New general manager, new coach, new system, new season. Coming off a disastrous 2017 campaign, in which they finished 3-13, the second worst record in the NFL ahead of the 0-16 Cleveland Browns, the Giants begin their training camp today at the Quest Diagnostics Training Center in East Rutherford, N.J., hopeful they will dramatically improve under its first-year regime.
Dave Gettleman, who replaced Jerry Reese as GM after the latter’s firing along with former head coach Ben McAdoo last December, has been charged with being the architect of the Giants reconstruction project. His first major decision, along with co-owners John Mara and Steve Tisch, was hiring Pat Shurmur to succeed McAdoo. Shurmur was the head coach of the Browns from 2011 to 2012 and the offensive coordinator for the Minnesota Vikings last season.
Four months later, the 67-year-old Gettleman executed arguably his second most significant act to date as Giants general manager by selecting Bronx-born running back Saquon Barkley from Penn State with the No. 2 overall pick in the NFL Draft. Despite many voices imploring him to nab a quarterback at that slot to ultimately take over for 37-year-old Eli Manning, who is entering his 15th NFL season in the league, Gettleman was unwavering in his belief that Manning can still pilot the Giants to the playoffs and that Barkley is a Hall of Fame talent.
Sunday, the Giants affirmed Gettleman’s view of Barkley by signing him to a four-year, fully guaranteed $31.2 million contract.

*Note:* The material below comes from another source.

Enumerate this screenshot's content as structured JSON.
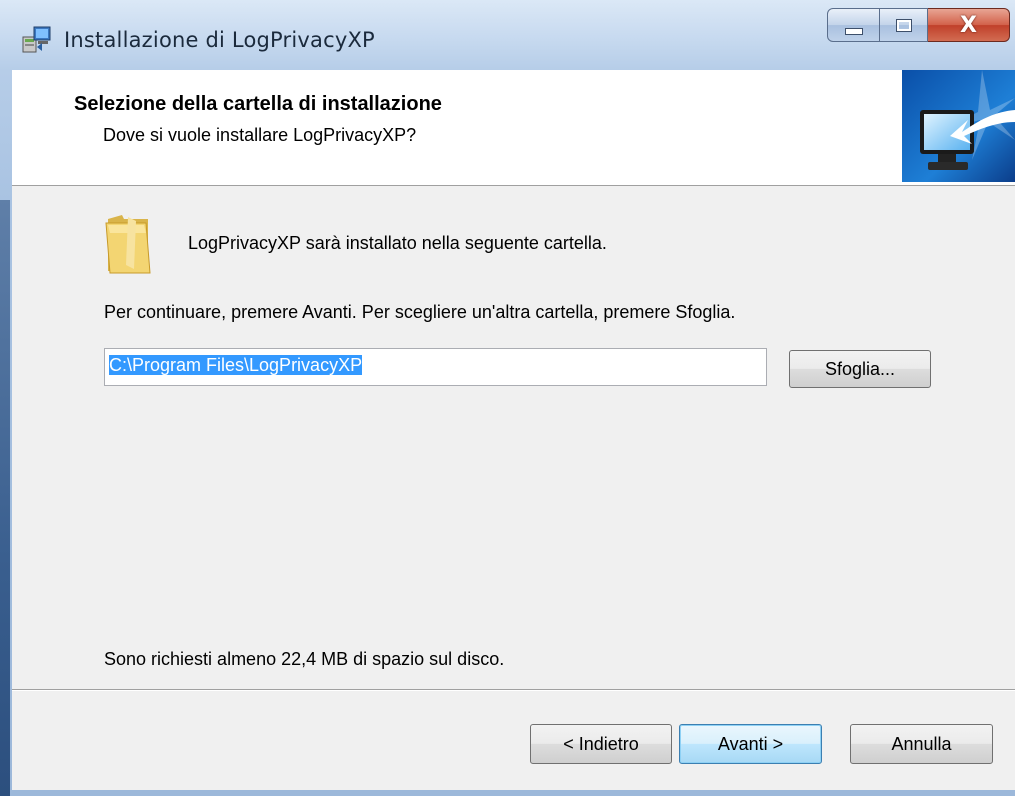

In early June, Gettleman publicly shared that he was diagnosed with lymphoma but has continued to carry out his functions as general manager.

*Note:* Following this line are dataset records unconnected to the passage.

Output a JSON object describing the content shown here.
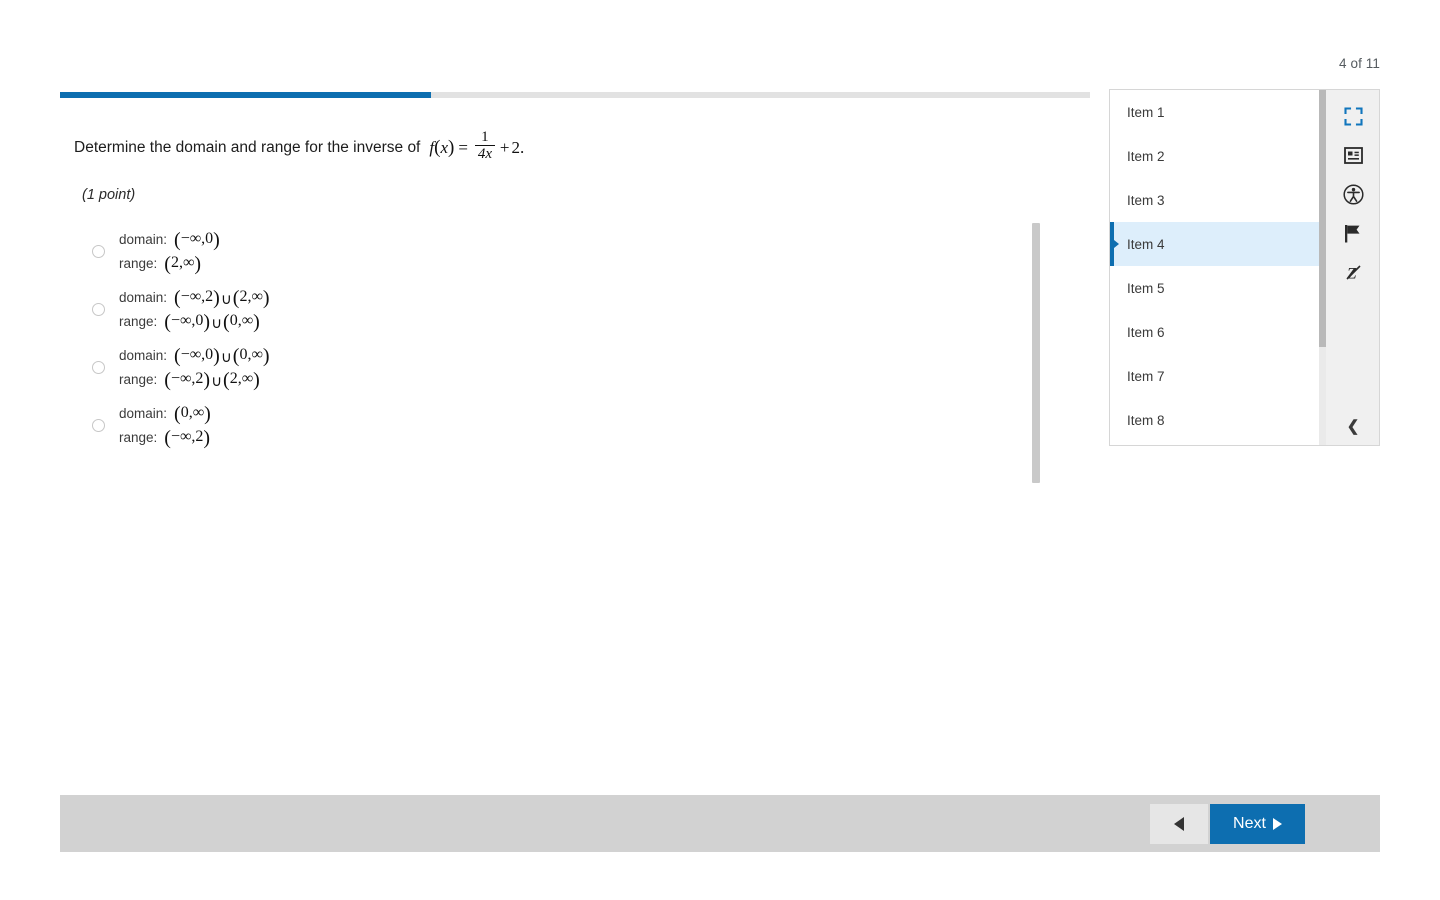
{
  "header": {
    "page_counter": "4 of 11"
  },
  "progress": {
    "percent": 36
  },
  "question": {
    "prompt": "Determine the domain and range for the inverse of",
    "formula": {
      "fn": "f",
      "open_paren": "(",
      "var": "x",
      "close_paren": ")",
      "equals": "=",
      "numerator": "1",
      "denominator": "4x",
      "plus": "+",
      "constant": "2",
      "period": "."
    },
    "points": "(1 point)"
  },
  "options": [
    {
      "domain_label": "domain:",
      "domain_value": "(−∞,0)",
      "range_label": "range:",
      "range_value": "(2,∞)"
    },
    {
      "domain_label": "domain:",
      "domain_value": "(−∞,2)∪(2,∞)",
      "range_label": "range:",
      "range_value": "(−∞,0)∪(0,∞)"
    },
    {
      "domain_label": "domain:",
      "domain_value": "(−∞,0)∪(0,∞)",
      "range_label": "range:",
      "range_value": "(−∞,2)∪(2,∞)"
    },
    {
      "domain_label": "domain:",
      "domain_value": "(0,∞)",
      "range_label": "range:",
      "range_value": "(−∞,2)"
    }
  ],
  "item_panel": {
    "items": [
      {
        "label": "Item 1",
        "active": false
      },
      {
        "label": "Item 2",
        "active": false
      },
      {
        "label": "Item 3",
        "active": false
      },
      {
        "label": "Item 4",
        "active": true
      },
      {
        "label": "Item 5",
        "active": false
      },
      {
        "label": "Item 6",
        "active": false
      },
      {
        "label": "Item 7",
        "active": false
      },
      {
        "label": "Item 8",
        "active": false
      }
    ]
  },
  "toolbar": {
    "icons": [
      "fullscreen-icon",
      "reference-card-icon",
      "accessibility-icon",
      "flag-icon",
      "pause-assist-icon"
    ],
    "collapse_glyph": "❮"
  },
  "footer": {
    "prev_label": "",
    "next_label": "Next"
  },
  "colors": {
    "accent_blue": "#0d6eb0",
    "active_item_bg": "#ddeefb",
    "footer_bg": "#d2d2d2",
    "progress_track": "#e2e2e2"
  }
}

As for the 52-year-old Shurmur, his most challenging undertaking in his second stint as an NFL head coach may be revamping the Giants’ offensive line, which for the past three seasons has been their most troubling and maligned unit. Part of Manning’s inconsistency during that time can be directly attributed to the poor play of the O-line, which in effect also rendered the Giants’ running game one of the worst in football.

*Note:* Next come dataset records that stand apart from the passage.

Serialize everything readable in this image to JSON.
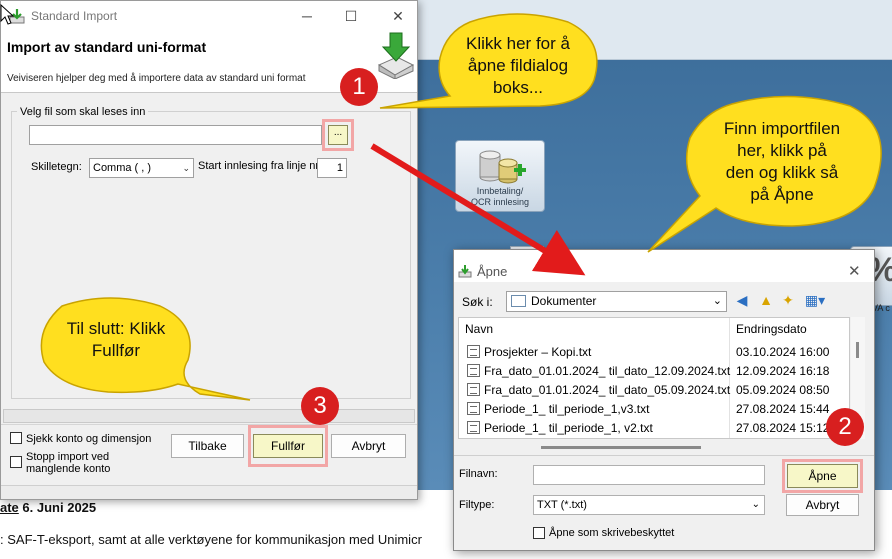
{
  "import_window": {
    "title": "Standard Import",
    "heading": "Import av standard uni-format",
    "subtitle": "Veiviseren hjelper deg med å importere data av standard uni format",
    "group_label": "Velg fil som skal leses inn",
    "file_path": "",
    "browse_label": "...",
    "separator_label": "Skilletegn:",
    "separator_value": "Comma ( , )",
    "start_line_label": "Start innlesing fra linje nr:",
    "start_line_value": "1",
    "check_account_label": "Sjekk konto og dimensjon",
    "stop_import_label": "Stopp import ved manglende konto",
    "back_label": "Tilbake",
    "finish_label": "Fullfør",
    "cancel_label": "Avbryt"
  },
  "open_dialog": {
    "title": "Åpne",
    "look_in_label": "Søk i:",
    "look_in_value": "Dokumenter",
    "col_name": "Navn",
    "col_date": "Endringsdato",
    "files": [
      {
        "name": "Prosjekter – Kopi.txt",
        "date": "03.10.2024 16:00"
      },
      {
        "name": "Fra_dato_01.01.2024_ til_dato_12.09.2024.txt",
        "date": "12.09.2024 16:18"
      },
      {
        "name": "Fra_dato_01.01.2024_ til_dato_05.09.2024.txt",
        "date": "05.09.2024 08:50"
      },
      {
        "name": "Periode_1_ til_periode_1,v3.txt",
        "date": "27.08.2024 15:44"
      },
      {
        "name": "Periode_1_ til_periode_1, v2.txt",
        "date": "27.08.2024 15:12"
      }
    ],
    "filename_label": "Filnavn:",
    "filename_value": "",
    "filetype_label": "Filtype:",
    "filetype_value": "TXT (*.txt)",
    "open_label": "Åpne",
    "cancel_label": "Avbryt",
    "readonly_label": "Åpne som skrivebeskyttet"
  },
  "background": {
    "tile_label_line1": "Innbetaling/",
    "tile_label_line2": "OCR innlesing",
    "tile2_glyph": "%",
    "tile2_label": "VA c",
    "date_prefix": "ate",
    "date_value": "6. Juni 2025",
    "body_line": ": SAF-T-eksport, samt at alle verktøyene for kommunikasjon med Unimicr"
  },
  "callouts": {
    "step1_line1": "Klikk her for å",
    "step1_line2": "åpne fildialog",
    "step1_line3": "boks...",
    "step2_line1": "Finn importfilen",
    "step2_line2": "her, klikk på",
    "step2_line3": "den og klikk så",
    "step2_line4": "på Åpne",
    "step3_line1": "Til slutt: Klikk",
    "step3_line2": "Fullfør",
    "badge1": "1",
    "badge2": "2",
    "badge3": "3"
  },
  "colors": {
    "callout_fill": "#ffdf1f",
    "callout_stroke": "#c9a300",
    "badge_red": "#d81f1f",
    "highlight_pink": "#f2a6a6",
    "arrow_red": "#e21b1b"
  }
}
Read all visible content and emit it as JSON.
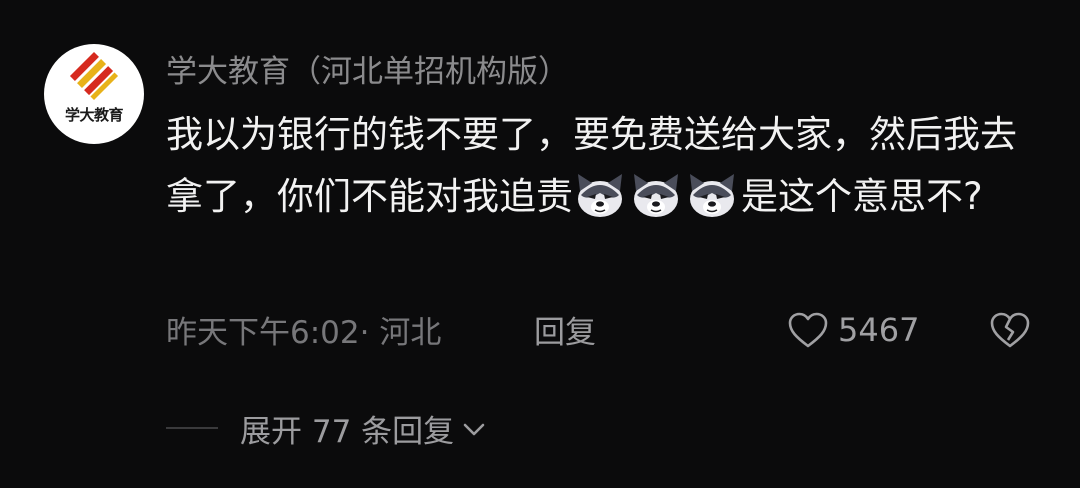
{
  "comment": {
    "author": "学大教育（河北单招机构版）",
    "avatar_text": "学大教育",
    "text_part1": "我以为银行的钱不要了，要免费送给大家，然后我去拿了，你们不能对我追责",
    "text_part2": "是这个意思不?",
    "emoji_icon": "husky-dog-emoji",
    "emoji_count": 3,
    "time_location": "昨天下午6:02· 河北",
    "reply_label": "回复",
    "like_count": "5467",
    "expand_label": "展开 77 条回复"
  },
  "colors": {
    "background": "#0b0b0c",
    "author": "#8b8b8d",
    "body_text": "#f2f2f2",
    "meta": "#77777a",
    "logo_red": "#d62a1f",
    "logo_gold": "#e8b21a"
  }
}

Signing former New England’s Patriots left tackle Nate Solder in May to a four-year, $62 million free-agent contract with $34.9 million guaranteed, and drafting guard Will Hernandez, a run-blocking machine from the University of Texas El-Paso, in the second round with the 34th overall selection, combined with the gifted Barkley, should substantially improve the Giants’ rushing attack and allow Manning the opportunity to prove he is still an elite pocket passer.
While the team’s signature star, wide receiver Odell Beckham Jr., enters camp on the last year of his rookie contract seeking a lucrative long-term deal, the Giants are by and large a happy, drama free, optimistic group.